Describing this as trauma is pretty minimising for kids who genuinely have gone through traumatic situations.

Firstposternailsityetagain · 02/12/2024 08:26

ThisAquaCrow · 26/11/2024 17:15

How does what other people do impact you in any way? There are dozens of sneery Santa threads on MN EVERY single year.

You do you 😉

🎺📯 this!

Firstposternailsityetagain · 02/12/2024 08:29

I remember having a chat with my nephew when he was a young teen. He knew the truth of Christmas by then, however he said 'but you know, sometimes I still like to pretend it's all real'. That right there felt magical. He understood the truth, but also how transporting and special the pretending can be.

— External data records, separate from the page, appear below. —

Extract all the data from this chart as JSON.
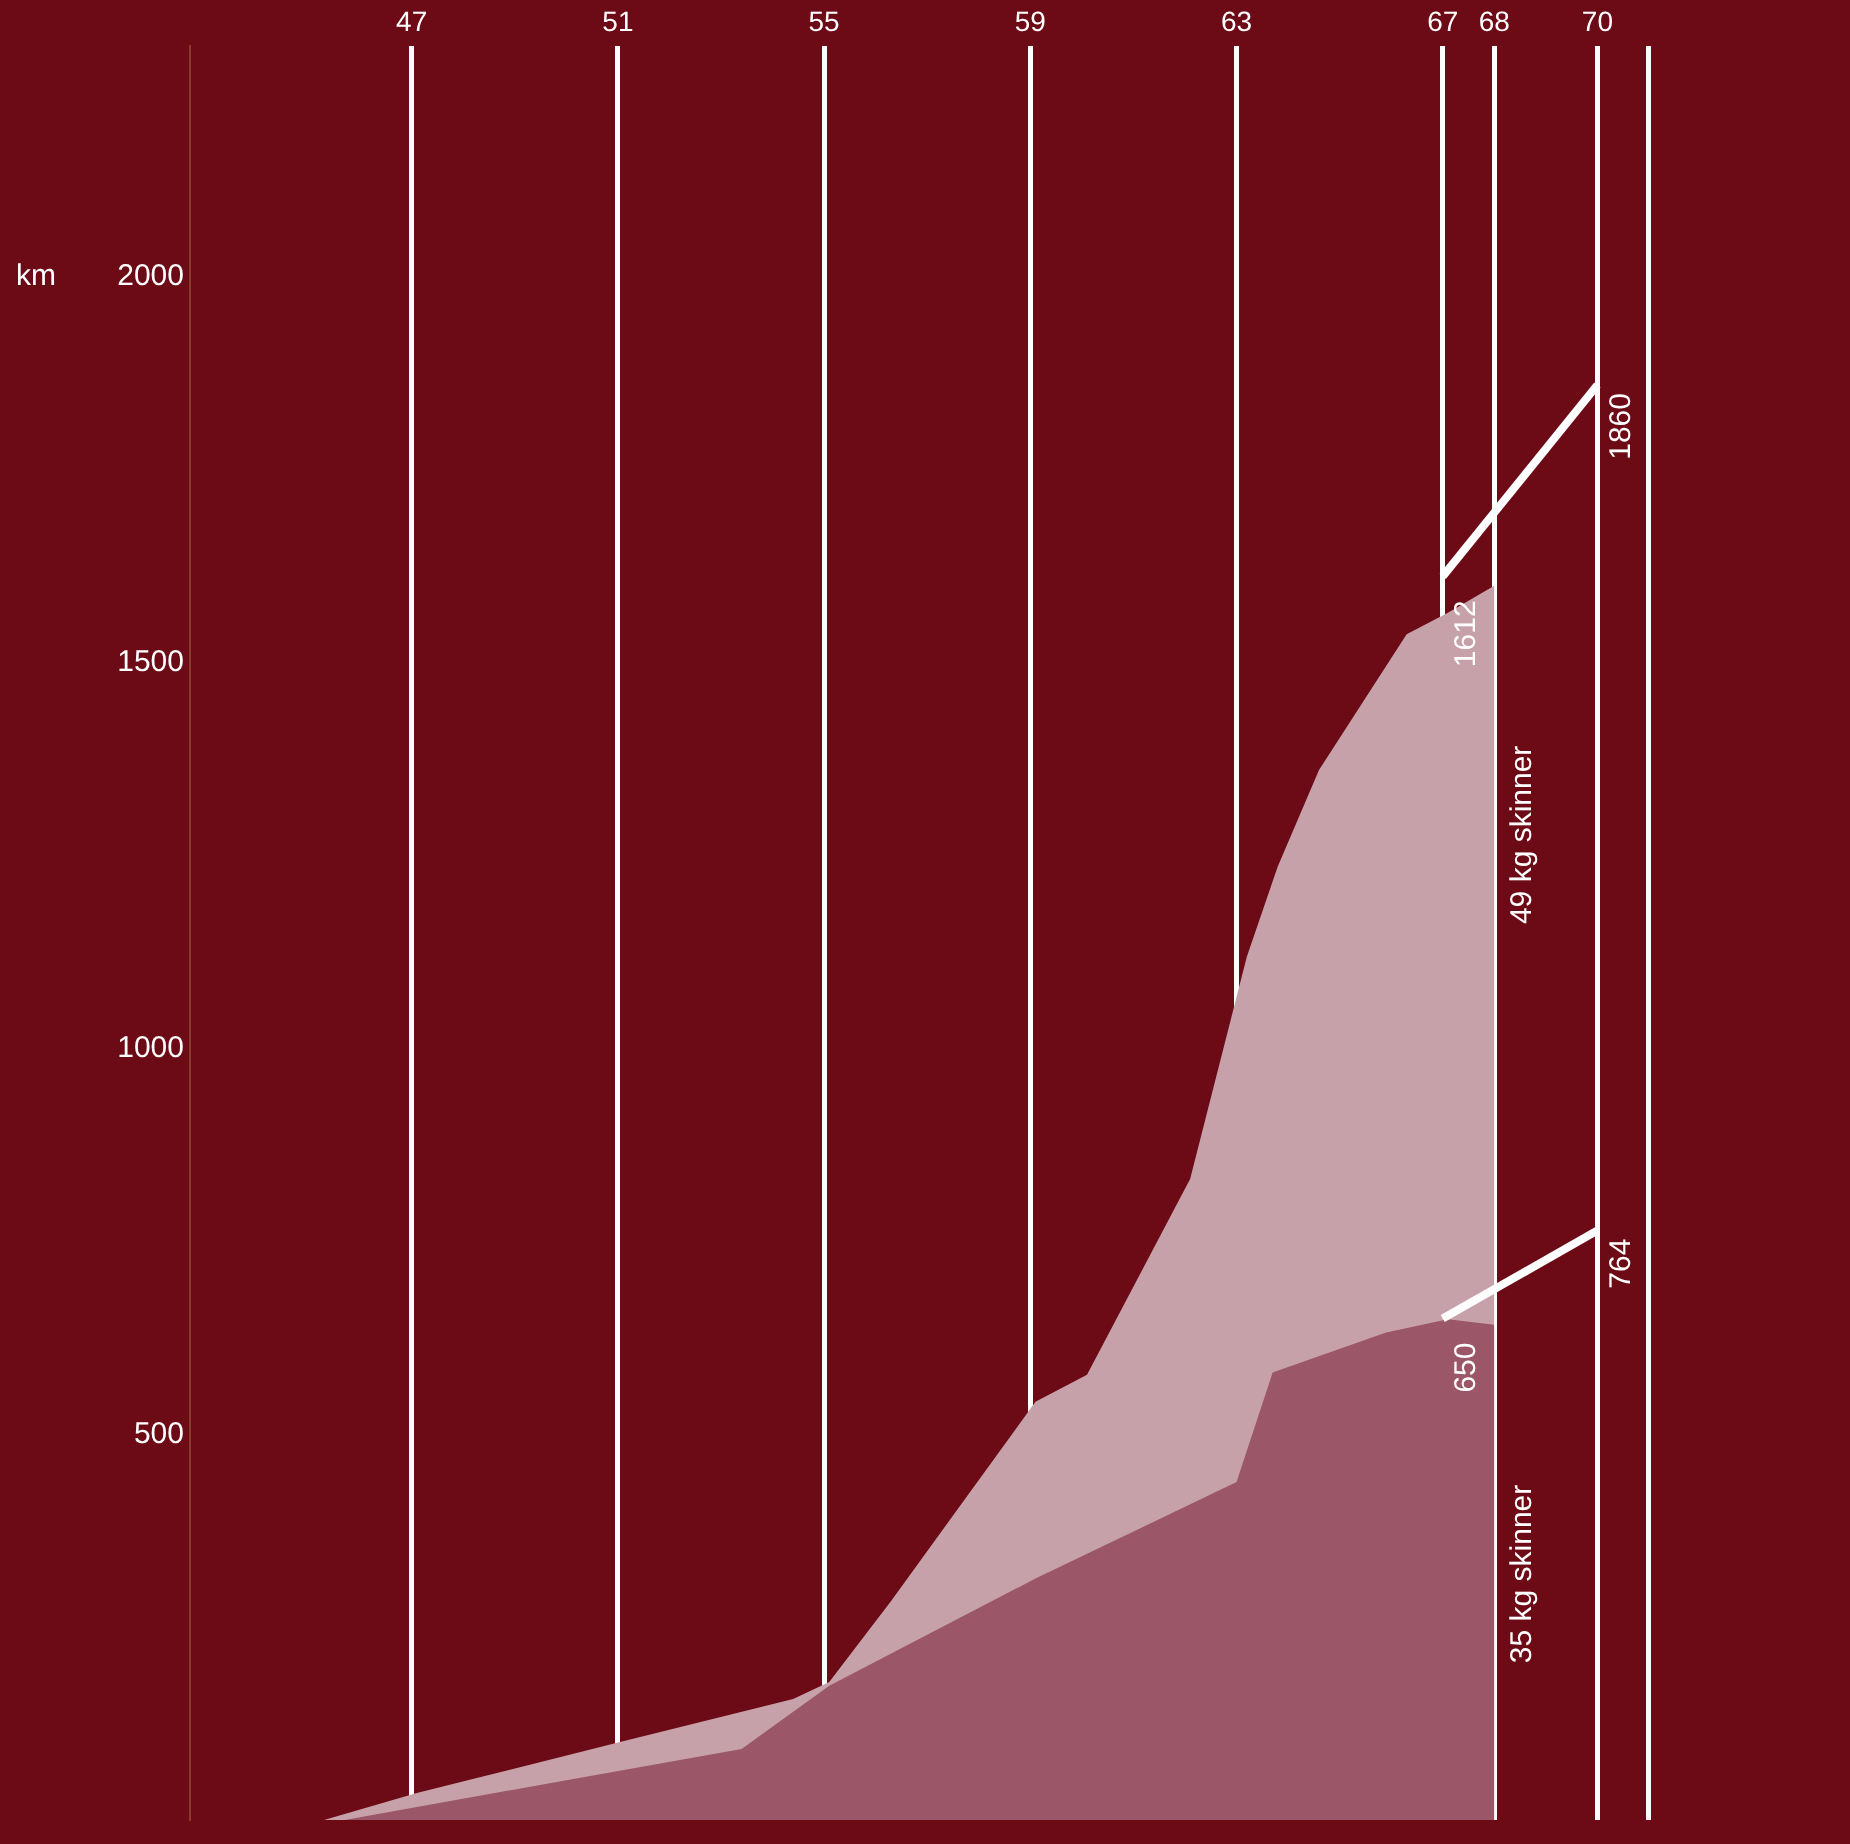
{
  "chart_data": {
    "type": "area",
    "ylabel": "km",
    "xlim": [
      1942.7,
      1974.9
    ],
    "ylim": [
      0,
      2300
    ],
    "xticks": [
      {
        "value": 1947,
        "label": "47"
      },
      {
        "value": 1951,
        "label": "51"
      },
      {
        "value": 1955,
        "label": "55"
      },
      {
        "value": 1959,
        "label": "59"
      },
      {
        "value": 1963,
        "label": "63"
      },
      {
        "value": 1967,
        "label": "67"
      },
      {
        "value": 1968,
        "label": "68"
      },
      {
        "value": 1970,
        "label": "70"
      },
      {
        "value": 1971,
        "label": null
      }
    ],
    "yticks": [
      500,
      1000,
      1500,
      2000
    ],
    "grid": "x",
    "legend": false,
    "series": [
      {
        "name": "49 kg skinner",
        "type": "area",
        "color": "#c7a1aa",
        "x": [
          1945.3,
          1947.1,
          1951.1,
          1954.4,
          1955.1,
          1956.3,
          1959.1,
          1960.1,
          1962.1,
          1963.2,
          1963.8,
          1964.6,
          1966.3,
          1967.1,
          1968
        ],
        "values": [
          0,
          35,
          102,
          157,
          179,
          284,
          542,
          577,
          831,
          1119,
          1236,
          1361,
          1537,
          1565,
          1600
        ]
      },
      {
        "name": "35 kg skinner",
        "type": "area",
        "color": "#9b5767",
        "x": [
          1945.7,
          1947.1,
          1953.4,
          1955.1,
          1959.1,
          1963,
          1963.7,
          1965.9,
          1967.1,
          1968
        ],
        "values": [
          0,
          17,
          92,
          174,
          313,
          438,
          580,
          632,
          649,
          642
        ]
      },
      {
        "type": "line",
        "color": "#ffffff",
        "x": [
          1967,
          1970
        ],
        "values": [
          1612,
          1860
        ],
        "value_labels": [
          "1612",
          "1860"
        ]
      },
      {
        "type": "line",
        "color": "#ffffff",
        "x": [
          1967,
          1970
        ],
        "values": [
          650,
          764
        ],
        "value_labels": [
          "650",
          "764"
        ]
      }
    ]
  }
}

So, idk, 'forcing' people to pretend otherwise they don't get pressies feels odd to me, but everyone kinda carrying on the story with a twinkle in their eye and the grown ones being part of the club which keeps the magic alive is still lush to me.

ilovethericeandchcoolate · 02/12/2024 08:32

It's all just a bit of fun. Simple as that

mitogoshigg · 02/12/2024 08:33

I do think it's wrong to give credit to Santa for very expensive gifts because then children who do believe and comparing notes back at school are quick to tease that x must have been bad because they didn't get the expensive fad when in reality the parents couldn't afford it or aren't willing to buy for ethical reasons perhaps! In my house Santa only brought modest stockings with quite frankly useful items, sweets a board game to share. Thankfully DD's best friend's parents did the same and my other dc being autistic didn't do chatter at school (we broke her heart at 12 explaining Santa was real)

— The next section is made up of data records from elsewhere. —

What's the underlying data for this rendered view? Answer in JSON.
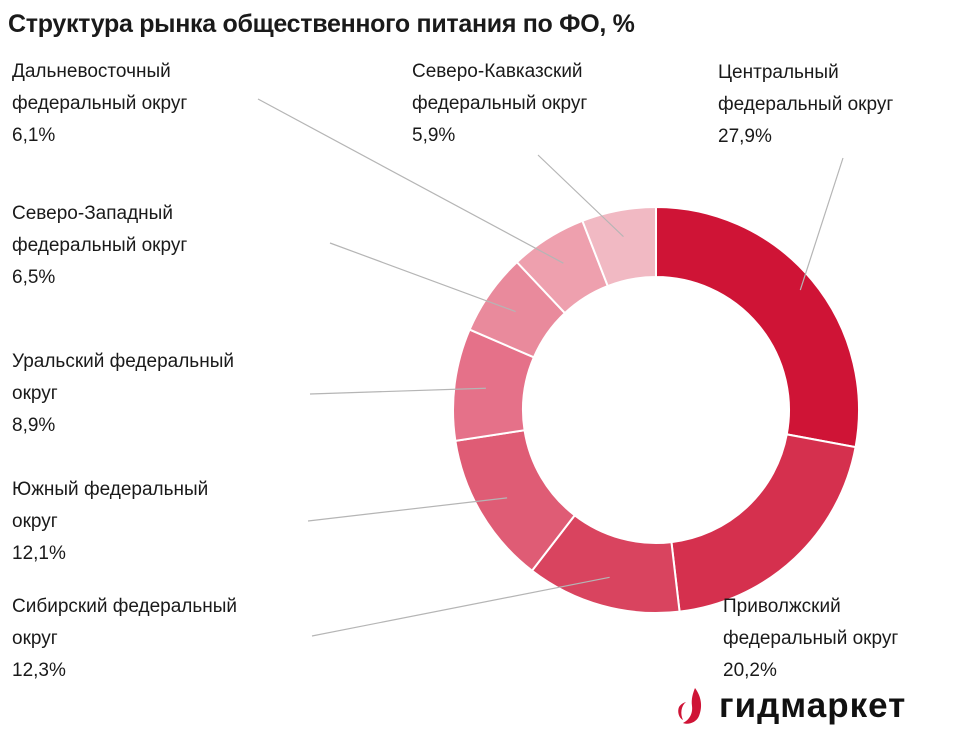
{
  "title": "Структура рынка общественного питания по ФО, %",
  "chart_data": {
    "type": "pie",
    "variant": "donut",
    "title": "Структура рынка общественного питания по ФО, %",
    "slices": [
      {
        "label_lines": [
          "Центральный",
          "федеральный округ"
        ],
        "value": 27.9,
        "value_label": "27,9%",
        "color": "#cf1436"
      },
      {
        "label_lines": [
          "Приволжский",
          "федеральный округ"
        ],
        "value": 20.2,
        "value_label": "20,2%",
        "color": "#d5304e"
      },
      {
        "label_lines": [
          "Сибирский федеральный",
          "округ"
        ],
        "value": 12.3,
        "value_label": "12,3%",
        "color": "#d9445f"
      },
      {
        "label_lines": [
          "Южный федеральный",
          "округ"
        ],
        "value": 12.1,
        "value_label": "12,1%",
        "color": "#df5c75"
      },
      {
        "label_lines": [
          "Уральский федеральный",
          "округ"
        ],
        "value": 8.9,
        "value_label": "8,9%",
        "color": "#e57189"
      },
      {
        "label_lines": [
          "Северо-Западный",
          "федеральный округ"
        ],
        "value": 6.5,
        "value_label": "6,5%",
        "color": "#e98a9c"
      },
      {
        "label_lines": [
          "Дальневосточный",
          "федеральный округ"
        ],
        "value": 6.1,
        "value_label": "6,1%",
        "color": "#eea0ae"
      },
      {
        "label_lines": [
          "Северо-Кавказский",
          "федеральный округ"
        ],
        "value": 5.9,
        "value_label": "5,9%",
        "color": "#f1b9c3"
      }
    ],
    "legend": "none",
    "label_style": "callout-lines"
  },
  "logo": {
    "text": "гидмаркет",
    "icon": "flame-logo-icon",
    "color": "#cf1436"
  }
}
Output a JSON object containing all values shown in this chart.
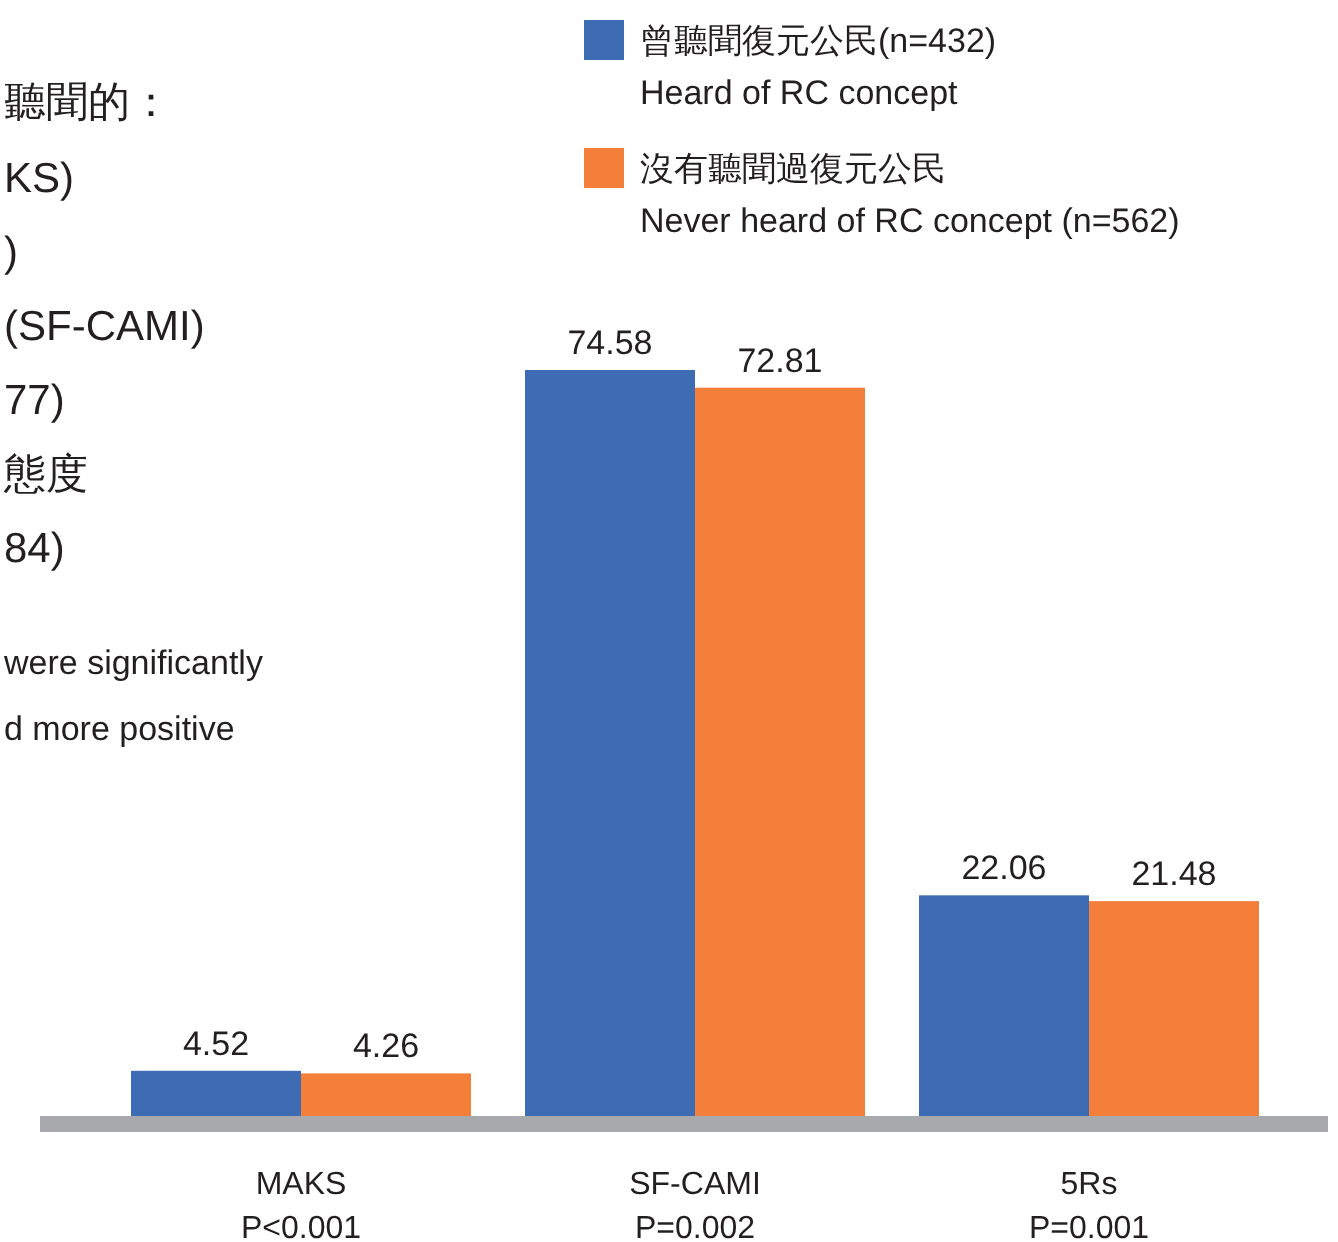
{
  "chart_data": {
    "type": "bar",
    "categories": [
      "MAKS\nP<0.001",
      "SF-CAMI\nP=0.002",
      "5Rs\nP=0.001"
    ],
    "series": [
      {
        "name": "曾聽聞復元公民(n=432)\nHeard of RC concept",
        "color": "#3d6cb5",
        "values": [
          4.52,
          74.58,
          22.06
        ]
      },
      {
        "name": "沒有聽聞過復元公民\nNever heard of RC concept (n=562)",
        "color": "#f47f3a",
        "values": [
          4.26,
          72.81,
          21.48
        ]
      }
    ],
    "data_labels": true,
    "legend": "top right",
    "annotations": [
      "聽聞的：",
      "KS)",
      ")",
      "(SF-CAMI)",
      "77)",
      "態度",
      "84)",
      "were significantly",
      "d more positive"
    ]
  }
}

Lovelysummerdays · 02/12/2024 08:34

I’d agree with you. I mean my kids are 9-14 but we leave port and mince pies out for (me) Santa. It’s always been a nice story and a token gift. I don’t think any of them take it seriously. I do think if you make a big deal out of Santa then it may turn into an issue further down the line.

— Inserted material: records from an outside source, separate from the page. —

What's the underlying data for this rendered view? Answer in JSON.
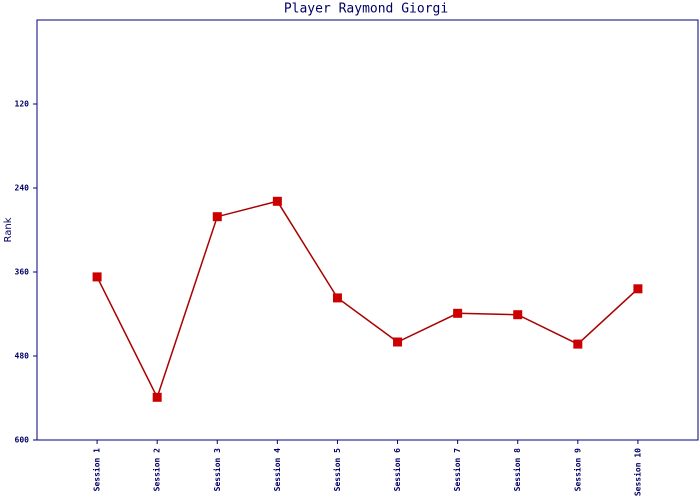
{
  "chart_data": {
    "type": "line",
    "title": "Player Raymond Giorgi",
    "y_label": "Rank",
    "categories": [
      "Session 1",
      "Session 2",
      "Session 3",
      "Session 4",
      "Session 5",
      "Session 6",
      "Session 7",
      "Session 8",
      "Session 9",
      "Session 10"
    ],
    "values": [
      367,
      539,
      281,
      259,
      397,
      460,
      419,
      421,
      463,
      384
    ],
    "color": "#aa0000",
    "marker_color": "#cc0000",
    "axis_color": "#000080",
    "ylim": [
      0,
      600
    ],
    "yticks": [
      120,
      240,
      360,
      480,
      600
    ],
    "y_inverted": true,
    "grid": false
  }
}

MyOtherCarisAVauxhallZafira · 02/12/2024 08:34

Marblesbackagain · 26/11/2024 17:53

I hear you OP, we had the whole drama lamas on a social WhatsApp group going on about keeping Xmas safe from non believers 🤣🤣🤣🤣

My kids had no time for the nonsense from school age, they also didn't believe in flying unicorns and managed to have navigated a happy childhood.

They also have a real issue with lying. So 🤷‍♀️ what can I do I am not going to make my children lie. They are thoughtful and due to their school are well verses in 'every family has different beliefs'

This will be my response when DS asks, different people believe different things, same as when he asks me about Jesus.

We do small stockings and so far he still believes (almost 6) but pretty sure someone at school will spoil it soon. So when he says to me little Johnny says father Christmas isn't real, I'll say different people believe different things and leave it at that.
I do think it's not nice that some children take great pleasure in ruining something other children enjoy, on purpose. There's always one gleeful kid shouting about how it's not real with the insinuation you are either stupid or babyish if you think it is.